Here’s one that I rarely ever watch any more, but I couldn’t bear to delete it. This used to be in my “DIY & Maker” category, and back then this was hands-down my favorite thing on YouTube. It posts every Sunday, and I was always excited when it dropped. This gem is created by Mads Dahlke, who bought a boat named Athena, sailed it to his home town in Denmark, and spent about two years overhauling it.

He is not an expert boat builder, in fact, much of what he does is stuff he’s never done before. But he is an engineering type with a keen intellect and an obsession for perfection, so watching him precisely (and sometimes over-obsessively) engineer the hell out of every single step is a pure delight. If I am working on something and going overboard on nitpicking it, my partner tells me “You’re being Mads” to snap me out of it. [… and if I am going too fast he’ll tell me I’m being Adam, which is a reference to Adam Savage (see above).]

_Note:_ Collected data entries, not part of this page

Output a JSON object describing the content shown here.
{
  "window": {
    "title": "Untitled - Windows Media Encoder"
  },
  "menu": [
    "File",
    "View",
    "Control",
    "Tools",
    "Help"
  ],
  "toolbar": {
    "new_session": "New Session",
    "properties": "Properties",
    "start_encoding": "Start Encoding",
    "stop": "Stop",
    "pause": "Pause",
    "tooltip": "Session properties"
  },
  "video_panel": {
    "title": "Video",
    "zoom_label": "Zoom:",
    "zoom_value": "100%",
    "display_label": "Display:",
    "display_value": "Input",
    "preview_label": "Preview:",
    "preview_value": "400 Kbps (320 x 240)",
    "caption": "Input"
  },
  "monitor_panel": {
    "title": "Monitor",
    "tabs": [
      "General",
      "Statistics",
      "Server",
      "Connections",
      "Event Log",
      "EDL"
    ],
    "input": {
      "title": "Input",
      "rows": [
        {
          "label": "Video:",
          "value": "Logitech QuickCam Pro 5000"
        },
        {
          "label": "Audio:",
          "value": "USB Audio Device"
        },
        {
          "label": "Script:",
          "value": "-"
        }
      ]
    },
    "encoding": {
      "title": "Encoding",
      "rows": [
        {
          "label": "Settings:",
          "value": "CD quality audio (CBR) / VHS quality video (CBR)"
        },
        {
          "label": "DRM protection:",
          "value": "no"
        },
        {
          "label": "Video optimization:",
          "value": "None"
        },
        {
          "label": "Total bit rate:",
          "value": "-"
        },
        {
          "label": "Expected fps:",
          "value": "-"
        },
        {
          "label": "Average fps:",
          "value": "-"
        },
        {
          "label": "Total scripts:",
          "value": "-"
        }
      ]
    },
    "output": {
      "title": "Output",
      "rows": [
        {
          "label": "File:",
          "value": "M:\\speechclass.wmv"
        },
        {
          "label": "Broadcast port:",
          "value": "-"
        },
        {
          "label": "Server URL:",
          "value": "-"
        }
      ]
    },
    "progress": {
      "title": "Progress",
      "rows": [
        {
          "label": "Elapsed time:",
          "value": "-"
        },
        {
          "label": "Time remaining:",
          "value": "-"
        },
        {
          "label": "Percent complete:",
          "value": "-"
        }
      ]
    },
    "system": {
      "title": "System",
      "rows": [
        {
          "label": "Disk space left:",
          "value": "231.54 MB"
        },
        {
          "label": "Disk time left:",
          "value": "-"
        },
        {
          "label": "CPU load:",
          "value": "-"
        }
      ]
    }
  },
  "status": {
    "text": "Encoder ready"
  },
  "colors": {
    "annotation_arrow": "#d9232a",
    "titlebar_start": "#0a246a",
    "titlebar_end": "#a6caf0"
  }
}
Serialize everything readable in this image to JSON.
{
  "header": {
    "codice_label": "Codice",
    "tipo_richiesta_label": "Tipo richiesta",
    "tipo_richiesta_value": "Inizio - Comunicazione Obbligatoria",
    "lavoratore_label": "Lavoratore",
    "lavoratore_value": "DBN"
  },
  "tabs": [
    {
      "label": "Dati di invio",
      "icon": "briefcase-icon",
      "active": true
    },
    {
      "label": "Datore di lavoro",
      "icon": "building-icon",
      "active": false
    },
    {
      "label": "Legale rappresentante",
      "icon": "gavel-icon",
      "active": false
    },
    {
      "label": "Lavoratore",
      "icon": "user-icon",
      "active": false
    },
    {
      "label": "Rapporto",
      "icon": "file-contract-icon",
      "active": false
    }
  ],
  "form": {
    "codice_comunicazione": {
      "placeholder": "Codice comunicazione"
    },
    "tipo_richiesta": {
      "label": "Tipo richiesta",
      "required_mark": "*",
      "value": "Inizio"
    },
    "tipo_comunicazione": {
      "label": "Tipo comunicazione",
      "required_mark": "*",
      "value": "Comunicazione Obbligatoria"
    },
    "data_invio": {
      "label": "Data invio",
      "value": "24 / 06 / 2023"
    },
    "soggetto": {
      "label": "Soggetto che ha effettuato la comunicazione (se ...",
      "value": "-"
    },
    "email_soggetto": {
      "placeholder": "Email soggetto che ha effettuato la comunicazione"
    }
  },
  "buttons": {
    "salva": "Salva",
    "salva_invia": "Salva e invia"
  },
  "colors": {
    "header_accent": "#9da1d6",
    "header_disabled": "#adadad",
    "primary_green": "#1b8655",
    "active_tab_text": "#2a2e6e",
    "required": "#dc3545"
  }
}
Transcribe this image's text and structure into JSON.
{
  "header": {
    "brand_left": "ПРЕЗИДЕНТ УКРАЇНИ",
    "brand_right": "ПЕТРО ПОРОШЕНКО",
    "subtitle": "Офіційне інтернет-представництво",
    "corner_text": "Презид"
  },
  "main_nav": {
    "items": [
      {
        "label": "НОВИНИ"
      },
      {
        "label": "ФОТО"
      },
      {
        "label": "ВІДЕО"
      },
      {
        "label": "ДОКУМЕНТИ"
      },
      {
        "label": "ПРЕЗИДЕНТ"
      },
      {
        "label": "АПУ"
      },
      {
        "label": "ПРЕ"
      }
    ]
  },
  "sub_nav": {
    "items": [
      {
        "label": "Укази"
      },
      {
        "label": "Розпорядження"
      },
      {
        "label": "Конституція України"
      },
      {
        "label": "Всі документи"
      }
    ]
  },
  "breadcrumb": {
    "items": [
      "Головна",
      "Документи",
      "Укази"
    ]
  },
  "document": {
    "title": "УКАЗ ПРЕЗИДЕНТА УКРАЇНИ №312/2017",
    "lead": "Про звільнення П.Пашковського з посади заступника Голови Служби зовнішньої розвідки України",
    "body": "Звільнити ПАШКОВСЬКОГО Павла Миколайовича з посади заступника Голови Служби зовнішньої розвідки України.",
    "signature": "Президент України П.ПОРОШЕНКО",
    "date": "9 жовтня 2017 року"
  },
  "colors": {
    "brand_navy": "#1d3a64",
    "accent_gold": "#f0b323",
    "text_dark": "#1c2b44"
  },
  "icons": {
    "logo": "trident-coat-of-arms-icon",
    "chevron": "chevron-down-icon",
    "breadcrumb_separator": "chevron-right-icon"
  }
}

Mads completed this build and, other than some odds and ends, is no longer in DIY-mode. He and his wife, Ava, live onboard Athena and are adjusting to life as full-time cruiser/YouTubers. (I believe he met his wife through some fans of his channel who thought he’d be perfect for a friend of theirs. I think.) My fantasy is that once there’s nothing left to overhaul, fix, rebuild, or modify on Athena, Mads and Ava will look for the next big project. We’ll see. Until them I don’t really watch this much any more.